A March survey by Univision and Arizona State University found that 36% of the state’s Latino registered voters felt that Democrats “didn’t care much” about them and 12% felt they were “hostile.”
“The fact that a third of Latinos thought that Democrats don’t care too much should be alarming,” said Edward Vargas, a professor of transborder studies at Arizona State University and author of the poll. “People feel that they aren’t being contacted by the campaign or brought into it.”
He added, “Does Trump have a chance (in Arizona) to win? Yeah, I think he has a chance. Democrats can’t expect Latinos to just vote the party line.”
Organizers with Living United for Change in Arizona, a 10-year-old organization advocating for Latinos, were looking forward to having up to 3,000 volunteers from California in August to help them make the case for the state’s Democrats.
“Those connections were in the works and we were ready for them,” said Tomas Robles, co-executive director of the organization. “Unfortunately, COVID-19 happened and those conversations are suspended for now.”
Instead, the organization is focusing its efforts online.

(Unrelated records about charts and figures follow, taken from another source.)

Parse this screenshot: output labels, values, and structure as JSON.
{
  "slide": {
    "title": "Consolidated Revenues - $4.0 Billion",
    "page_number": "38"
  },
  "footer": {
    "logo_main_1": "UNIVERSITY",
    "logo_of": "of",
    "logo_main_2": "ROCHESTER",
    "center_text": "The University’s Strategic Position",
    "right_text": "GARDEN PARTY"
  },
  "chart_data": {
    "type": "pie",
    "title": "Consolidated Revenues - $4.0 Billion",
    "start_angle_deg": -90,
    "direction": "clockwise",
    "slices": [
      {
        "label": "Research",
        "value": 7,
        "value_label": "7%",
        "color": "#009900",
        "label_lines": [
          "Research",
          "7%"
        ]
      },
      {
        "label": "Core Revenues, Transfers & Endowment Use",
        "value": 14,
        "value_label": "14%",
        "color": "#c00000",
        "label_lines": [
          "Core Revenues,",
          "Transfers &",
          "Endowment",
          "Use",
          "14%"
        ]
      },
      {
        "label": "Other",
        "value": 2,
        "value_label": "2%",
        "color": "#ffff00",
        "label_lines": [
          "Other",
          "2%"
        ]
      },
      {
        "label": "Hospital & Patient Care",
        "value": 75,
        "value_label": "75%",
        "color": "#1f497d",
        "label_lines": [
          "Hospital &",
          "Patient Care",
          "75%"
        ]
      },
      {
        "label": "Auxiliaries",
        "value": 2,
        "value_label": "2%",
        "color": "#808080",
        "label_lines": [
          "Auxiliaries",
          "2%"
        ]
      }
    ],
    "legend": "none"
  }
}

Other left-leaning groups have pivoted to alternative means of contacting voters. Swing Left is among several groups joining forces for what they call “the Big Send.” Activists are writing letters to battleground voters and banking them to send in the final months of the campaign.
“We call it ‘Canvassing from Your Couch,’” said Craig Koester, an organizer with the San Francisco chapter of Sister District, which aims to flip state legislatures that will draw new political district boundaries for the 2020s.
“For Californians hoping to help in Arizona, it’s going to be about texting and calling,” said Ben Wessel, executive director of NextGen America, which plans to spend $45 million in battlegrounds this fall to try to persuade young people to vote progressive.
Wessel hopes to take his outreach a step further if physical distancing rules are relaxed by November. He plans to attend a cousin’s wedding in Palm Springs on the Saturday before election day.
“Then,” Wessel said, “the whole family is going to hop in a car and drive to Yuma to help with get-out-the-vote.”